The show could’ve easily spent two or three episodes showing the grief from losing Riggs (Clayne) to gain some closure and re-find their footing and interrelationships before introducing Cole. This also would’ve allowed the exiting characters to gracefully leave.

But the show rushed right past this opportunity, meaning the audience has almost no closure, either.

I don’t know why the decision was made for “out with old, in with the new” all in one episode, but a tremendous opportunity was lost. The show could’ve grown in ways the movies never could. It would’ve been great to see how the remaining characters changed, and this would’ve bought the writers some time to figure out who the new characters are.

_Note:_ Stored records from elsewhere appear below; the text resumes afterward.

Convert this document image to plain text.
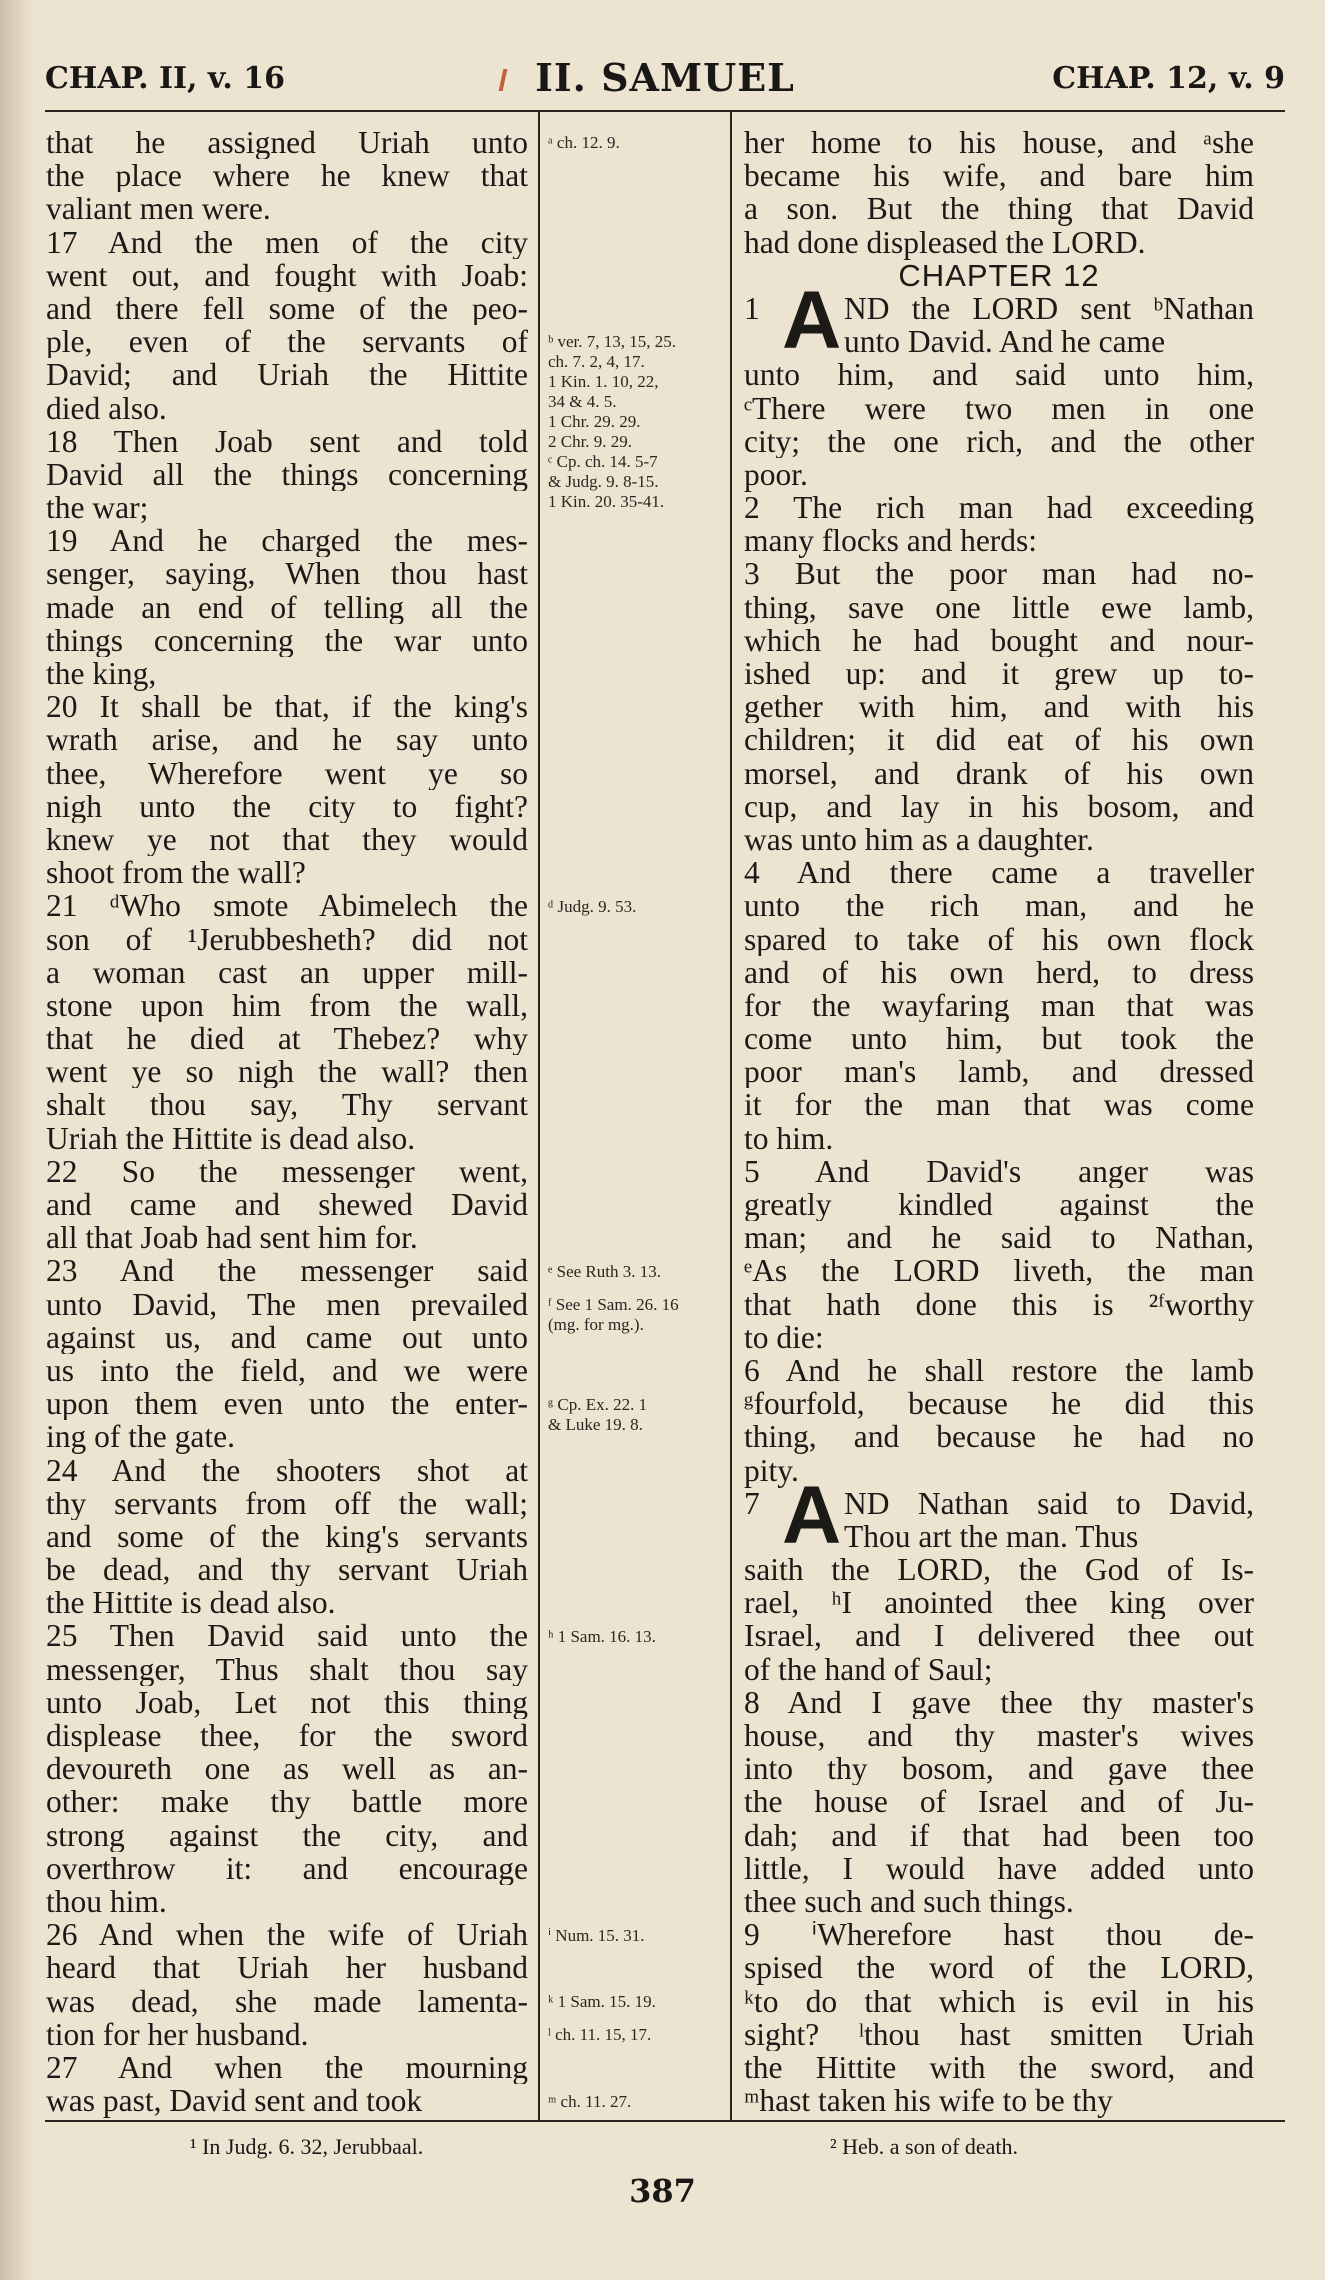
CHAP. II, v. 16	II. SAMUEL	CHAP. 12, v. 9
that he assigned Uriah unto
the place where he knew that
valiant men were.
17 And the men of the city
went out, and fought with Joab:
and there fell some of the peo-
ple, even of the servants of
David; and Uriah the Hittite
died also.
18 Then Joab sent and told
David all the things concerning
the war;
19 And he charged the mes-
senger, saying, When thou hast
made an end of telling all the
things concerning the war unto
the king,
20 It shall be that, if the king's
wrath arise, and he say unto
thee, Wherefore went ye so
nigh unto the city to fight?
knew ye not that they would
shoot from the wall?
21 ᵈWho smote Abimelech the
son of ¹Jerubbesheth? did not
a woman cast an upper mill-
stone upon him from the wall,
that he died at Thebez? why
went ye so nigh the wall? then
shalt thou say, Thy servant
Uriah the Hittite is dead also.
22 So the messenger went,
and came and shewed David
all that Joab had sent him for.
23 And the messenger said
unto David, The men prevailed
against us, and came out unto
us into the field, and we were
upon them even unto the enter-
ing of the gate.
24 And the shooters shot at
thy servants from off the wall;
and some of the king's servants
be dead, and thy servant Uriah
the Hittite is dead also.
25 Then David said unto the
messenger, Thus shalt thou say
unto Joab, Let not this thing
displease thee, for the sword
devoureth one as well as an-
other: make thy battle more
strong against the city, and
overthrow it: and encourage
thou him.
26 And when the wife of Uriah
heard that Uriah her husband
was dead, she made lamenta-
tion for her husband.
27 And when the mourning
was past, David sent and took
ᵃ ch. 12. 9.
ᵇ ver. 7, 13, 15, 25.
ch. 7. 2, 4, 17.
1 Kin. 1. 10, 22,
34 & 4. 5.
1 Chr. 29. 29.
2 Chr. 9. 29.
ᶜ Cp. ch. 14. 5-7
& Judg. 9. 8-15.
1 Kin. 20. 35-41.
ᵈ Judg. 9. 53.
ᵉ See Ruth 3. 13.
ᶠ See 1 Sam. 26. 16
(mg. for mg.).
ᵍ Cp. Ex. 22. 1
& Luke 19. 8.
ʰ 1 Sam. 16. 13.
ⁱ Num. 15. 31.
ᵏ 1 Sam. 15. 19.
ˡ ch. 11. 15, 17.
ᵐ ch. 11. 27.
her home to his house, and ᵃshe
became his wife, and bare him
a son. But the thing that David
had done displeased the LORD.
CHAPTER 12
1 A ND the LORD sent ᵇNathan
unto David. And he came
unto him, and said unto him,
ᶜThere were two men in one
city; the one rich, and the other
poor.
2 The rich man had exceeding
many flocks and herds:
3 But the poor man had no-
thing, save one little ewe lamb,
which he had bought and nour-
ished up: and it grew up to-
gether with him, and with his
children; it did eat of his own
morsel, and drank of his own
cup, and lay in his bosom, and
was unto him as a daughter.
4 And there came a traveller
unto the rich man, and he
spared to take of his own flock
and of his own herd, to dress
for the wayfaring man that was
come unto him, but took the
poor man's lamb, and dressed
it for the man that was come
to him.
5 And David's anger was
greatly kindled against the
man; and he said to Nathan,
ᵉAs the LORD liveth, the man
that hath done this is ²ᶠworthy
to die:
6 And he shall restore the lamb
ᵍfourfold, because he did this
thing, and because he had no
pity.
7 A ND Nathan said to David,
Thou art the man. Thus
saith the LORD, the God of Is-
rael, ʰI anointed thee king over
Israel, and I delivered thee out
of the hand of Saul;
8 And I gave thee thy master's
house, and thy master's wives
into thy bosom, and gave thee
the house of Israel and of Ju-
dah; and if that had been too
little, I would have added unto
thee such and such things.
9 ⁱWherefore hast thou de-
spised the word of the LORD,
ᵏto do that which is evil in his
sight? ˡthou hast smitten Uriah
the Hittite with the sword, and
ᵐhast taken his wife to be thy
¹ In Judg. 6. 32, Jerubbaal.	² Heb. a son of death.
387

Instead, they cut out the old with a sledgehammer which was then used to smash the squishy new characters in. Whoever decided to abruptly do all the story re-work may need a nudge with the same sledgehammer to find a new career. Losing Riggs is a big deal, and it’s like they’re trying to erase that he was ever there.

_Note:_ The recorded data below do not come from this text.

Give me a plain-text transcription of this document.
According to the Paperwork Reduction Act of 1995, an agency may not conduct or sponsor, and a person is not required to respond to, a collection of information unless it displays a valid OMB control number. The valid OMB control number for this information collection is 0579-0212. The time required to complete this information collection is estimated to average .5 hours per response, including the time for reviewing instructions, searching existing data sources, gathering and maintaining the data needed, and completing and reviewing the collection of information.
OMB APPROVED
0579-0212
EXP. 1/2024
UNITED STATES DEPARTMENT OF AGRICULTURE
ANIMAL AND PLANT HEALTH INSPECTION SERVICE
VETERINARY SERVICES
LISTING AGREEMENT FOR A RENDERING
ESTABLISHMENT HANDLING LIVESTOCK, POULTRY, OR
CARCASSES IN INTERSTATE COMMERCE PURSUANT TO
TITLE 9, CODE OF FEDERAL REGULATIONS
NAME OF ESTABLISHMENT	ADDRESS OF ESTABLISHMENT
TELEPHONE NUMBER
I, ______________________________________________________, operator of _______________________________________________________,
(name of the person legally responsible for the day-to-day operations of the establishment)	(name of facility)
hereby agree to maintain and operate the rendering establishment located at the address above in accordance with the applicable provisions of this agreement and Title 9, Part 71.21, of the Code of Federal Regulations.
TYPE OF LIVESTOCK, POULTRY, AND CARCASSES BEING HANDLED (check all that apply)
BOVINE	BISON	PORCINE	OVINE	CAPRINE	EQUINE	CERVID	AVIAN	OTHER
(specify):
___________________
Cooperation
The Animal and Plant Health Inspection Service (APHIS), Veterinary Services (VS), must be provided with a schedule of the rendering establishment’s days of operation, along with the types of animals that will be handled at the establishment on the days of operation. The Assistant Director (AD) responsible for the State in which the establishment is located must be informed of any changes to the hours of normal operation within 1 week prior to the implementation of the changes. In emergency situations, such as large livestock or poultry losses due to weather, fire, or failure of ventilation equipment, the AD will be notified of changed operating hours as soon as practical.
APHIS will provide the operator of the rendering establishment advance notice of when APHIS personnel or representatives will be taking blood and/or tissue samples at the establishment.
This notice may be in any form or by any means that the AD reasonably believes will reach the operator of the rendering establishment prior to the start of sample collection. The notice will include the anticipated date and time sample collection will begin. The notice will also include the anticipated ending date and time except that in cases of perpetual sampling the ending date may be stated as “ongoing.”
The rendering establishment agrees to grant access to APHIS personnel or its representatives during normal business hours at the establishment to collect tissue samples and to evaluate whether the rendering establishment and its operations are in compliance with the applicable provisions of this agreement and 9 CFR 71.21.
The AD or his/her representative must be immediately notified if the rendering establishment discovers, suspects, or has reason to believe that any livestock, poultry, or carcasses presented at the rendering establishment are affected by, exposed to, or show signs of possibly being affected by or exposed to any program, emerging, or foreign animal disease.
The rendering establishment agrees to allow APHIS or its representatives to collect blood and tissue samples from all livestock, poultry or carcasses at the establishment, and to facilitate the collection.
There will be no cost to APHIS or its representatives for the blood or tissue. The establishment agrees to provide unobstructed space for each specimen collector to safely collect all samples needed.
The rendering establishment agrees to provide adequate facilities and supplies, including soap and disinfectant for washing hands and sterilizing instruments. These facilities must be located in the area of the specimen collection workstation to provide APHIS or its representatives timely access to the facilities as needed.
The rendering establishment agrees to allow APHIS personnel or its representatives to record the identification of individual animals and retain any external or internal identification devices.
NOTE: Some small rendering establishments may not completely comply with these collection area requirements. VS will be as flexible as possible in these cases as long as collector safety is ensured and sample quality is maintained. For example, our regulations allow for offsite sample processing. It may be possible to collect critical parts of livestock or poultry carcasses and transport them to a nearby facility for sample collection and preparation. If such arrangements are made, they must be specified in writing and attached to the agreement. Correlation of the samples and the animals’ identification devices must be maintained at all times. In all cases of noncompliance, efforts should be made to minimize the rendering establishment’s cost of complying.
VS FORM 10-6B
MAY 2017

But I keep watching just in case they figure it out, mainly because it’s unobtrusive background noise while getting stuff done. More often than not, I’ll watch the intro, do some things around the house while vaguely glancing at the predictable progress, and catch the wrap-up to verify my guesses were accurate.

Not exactly the best formula to keep a show running.

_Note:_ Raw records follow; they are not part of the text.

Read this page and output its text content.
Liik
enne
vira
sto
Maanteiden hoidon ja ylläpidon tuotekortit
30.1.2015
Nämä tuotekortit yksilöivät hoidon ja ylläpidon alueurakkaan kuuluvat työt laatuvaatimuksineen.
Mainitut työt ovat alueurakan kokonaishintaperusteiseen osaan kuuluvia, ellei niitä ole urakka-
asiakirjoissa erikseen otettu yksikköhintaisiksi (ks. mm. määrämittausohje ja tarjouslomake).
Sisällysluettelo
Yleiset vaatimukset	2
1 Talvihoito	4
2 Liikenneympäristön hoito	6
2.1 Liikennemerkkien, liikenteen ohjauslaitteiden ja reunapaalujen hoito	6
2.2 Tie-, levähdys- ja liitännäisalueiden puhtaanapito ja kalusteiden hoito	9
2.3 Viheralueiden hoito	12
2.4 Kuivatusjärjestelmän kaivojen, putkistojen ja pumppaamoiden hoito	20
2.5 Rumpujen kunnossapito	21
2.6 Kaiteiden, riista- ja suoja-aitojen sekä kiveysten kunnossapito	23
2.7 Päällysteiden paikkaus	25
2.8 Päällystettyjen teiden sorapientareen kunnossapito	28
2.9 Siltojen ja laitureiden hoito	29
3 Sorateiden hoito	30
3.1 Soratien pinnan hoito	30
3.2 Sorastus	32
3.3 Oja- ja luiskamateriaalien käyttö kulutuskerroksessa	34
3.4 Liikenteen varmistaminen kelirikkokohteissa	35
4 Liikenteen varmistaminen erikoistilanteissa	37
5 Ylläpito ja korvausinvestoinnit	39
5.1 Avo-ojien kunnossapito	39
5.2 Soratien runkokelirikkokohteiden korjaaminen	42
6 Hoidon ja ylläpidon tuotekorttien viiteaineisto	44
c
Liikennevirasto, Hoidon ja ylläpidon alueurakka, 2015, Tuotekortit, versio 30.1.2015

You’ll notice that I haven’t covered Murtaugh (Wayans) and Getz.

I know it’s Wayans’ show, but if he didn’t want be overshadowed, he shouldn’t have picked a role that’s defined by its contrast with the other main character. Now that he’s just about the only thing the audience has to focus on, we see how boring he truly is. He has nothing to react to externally anymore because Cole is basically a prop, and the character itself doesn’t have much going on internally. The entire role is built on how someone with a stable family life and hates getting older reacts to Riggs’ special kind of crazy.

As for Getz, that actor always grates my nerves, and is the only character I wish they’d abruptly drop. Pesci made Getz work as a humorous side note despite the character being annoying twaddle. This actor’s just annoying twaddle. In all honesty, I skip every episode he’s in and catch up in the next, only to see that the overall story wasn’t changed or moved forward. At all.

Adding the borification of Murtaugh and realizing there’s no purpose whatsoever for Getz further lowers the chance of this show continuing. Which is too bad, because I really enjoyed the first two seasons.

I’m thinking maybe it’s time to watch Clayne’s new movie with Christian Kane, instead. if nothing else, it’ll have some yummy eye candy.